Finti pretesti, veri pregiudizi, diffuso razzismo

“Io non sono razzista, ma se un soggetto straniero, che vuole vivere in Italia, non si comporta bene, lo sbatto fuori su due piedi e lo riporto nel suo paese”. Quante volte ho sentito questo lapidario ragionamento (?) e mi ha sempre insospettito tale implacabile atteggiamento, che, a mio giudizio, nasconde una ostilità di base: un modo elegante per essere razzisti. Sì, perché un motivo per espellere un immigrato non è difficile da trovare. Se è appena arrivato e per mangiare fa dell’accattonaggio, se ne deve andare perché non ha voglia di lavorare e finirà col fare lo spacciatore e/o il ladro. Se lavora, se ne deve andare perché ruba agli italiani il poco lavoro che c’è.  Se sbarca con estrema fatica sulle nostre coste, è un potenziale diffusore di malattie e di coronavirus in particolare e quindi non possiamo tirarci in casa dei potenziali focolai infettivi.
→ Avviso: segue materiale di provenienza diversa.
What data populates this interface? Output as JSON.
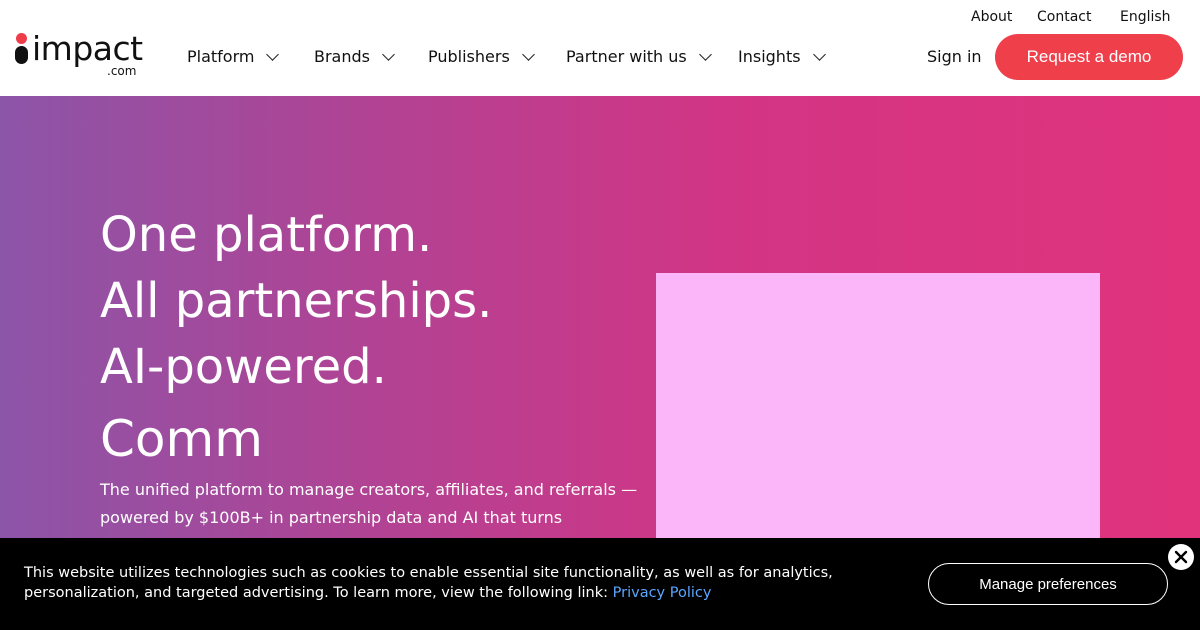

In questi giorni però siamo arrivati al culmine. Ho letto su La stampa: Quindicenne aiuta una donna per strada e un passante lo scaccia: “Mulatto, torna al tuo paese”. È successo a Grugliasco (Torino). La mamma del ragazzo, indignata, si è sfogata su Facebook: «Mio figlio ha solo 15 anni. Ha visto una donna svenire per strada, l’ha presa al volo, ha cercato di ricordare le nozioni di primo soccorso apprese alle medie». E mentre il ragazzino si dava da fare per aiutare la donna, un passante lo ha spinto via malamente: «Mulatto, spostati, tornatene al tuo paese». «Io sono fiera di lui – continua mamma Katia –. A 15 anni ha fatto quello che poteva per aiutare una persona che aveva bisogno, senza esitare».

Il sindaco di Grugliasco, Roberto Montà, informato dell’episodio, ha reagito così: «Un pessimo esempio di maleducazione e inciviltà. A forza di mandare messaggi razzisti e divisivi ormai qualcuno pensa che episodi simili rientrino quasi nella normalità». L’episodio, tra l’altro, «ha un che di ridicolo, perché conosco il ragazzo e ha la cittadinanza italiana: è italianissimo, forse più di chi l’ha offeso».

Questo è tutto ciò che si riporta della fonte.